De la Constitución potenciaría la importancia del referéndum vinculante en aras de una democracia más directa. Mediante la reforma de esa herramienta político-jurídica, los ciudadanos podrían tener más participación en la toma de decisiones y que se desinflame la burocratización política que todavía lastra España. En la Unión Europea también existe el pecado administrativo de la burocratización, quizá una Europa menos regularizada y más sensata (por ejemplo, en materia energética o migratoria) ganaría más adeptos, en vez de levantar tantas suspicacias, fobias y escepticismo.

Por ir resumiendo, estudiar esta ciencia me parece una aventura excepcional, pero requiere mucha dedicación y comprensión; por eso, es fundamental saber acercarla al pueblo llano.

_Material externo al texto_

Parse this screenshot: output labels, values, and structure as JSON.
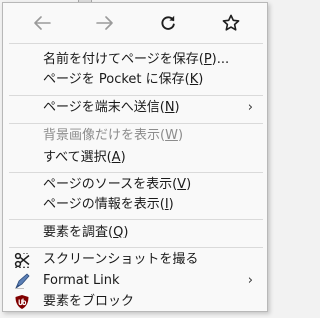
{
  "nav": {
    "back": "back-icon",
    "forward": "forward-icon",
    "reload": "reload-icon",
    "bookmark": "star-icon"
  },
  "items": {
    "save_page": {
      "label": "名前を付けてページを保存(",
      "key": "P",
      "suffix": ")..."
    },
    "save_pocket": {
      "label": "ページを Pocket に保存(",
      "key": "K",
      "suffix": ")"
    },
    "send_device": {
      "label": "ページを端末へ送信(",
      "key": "N",
      "suffix": ")",
      "arrow": "›"
    },
    "view_bg": {
      "label": "背景画像だけを表示(",
      "key": "W",
      "suffix": ")"
    },
    "select_all": {
      "label": "すべて選択(",
      "key": "A",
      "suffix": ")"
    },
    "view_source": {
      "label": "ページのソースを表示(",
      "key": "V",
      "suffix": ")"
    },
    "page_info": {
      "label": "ページの情報を表示(",
      "key": "I",
      "suffix": ")"
    },
    "inspect": {
      "label": "要素を調査(",
      "key": "Q",
      "suffix": ")"
    },
    "screenshot": {
      "label": "スクリーンショットを撮る",
      "icon": "scissors-icon"
    },
    "format_link": {
      "label": "Format Link",
      "icon": "format-link-icon",
      "arrow": "›"
    },
    "block_element": {
      "label": "要素をブロック",
      "icon": "ublock-icon"
    }
  },
  "colors": {
    "menu_bg": "#f9f9f9",
    "text": "#1a1a1a",
    "disabled_text": "#8c8c8c",
    "ublock_red": "#800000"
  }
}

Todo el mundo está sometido, por ejemplo, a enfrentarse a contratos mercantiles, laborales o, incluso, administrativos con el sector público. Se necesita mucha pedagogía para demostrar que verdaderamente importa, pero una vez conseguido, la satisfacción es enorme. Tanto es así que uno acaba descubriendo manuales monográficos hasta de Derecho Fallero: sí, las normas administrativas y consuetudinarias que rigen las fiestas josefinas de Valencia. “En ocasiones veo leyes”, esa es mi mentalidad una vez me he empapado vitalmente de tanto Derecho.

El Derecho es una disciplina viva, amplia y transversal que nos acompaña desde antes del nacimiento (nasciturus) hasta, incluso, después del fallecimiento, con la ley de sucesiones y donaciones (aunque realmente la personalidad física se extinga con la muerte). Se va transformando con el tiempo: la ley evoluciona a medida que lo hace la sociedad. En definitiva, es una materia multidisciplinar que nos afecta en la práctica totalidad de las facetas de nuestra vida cotidiana.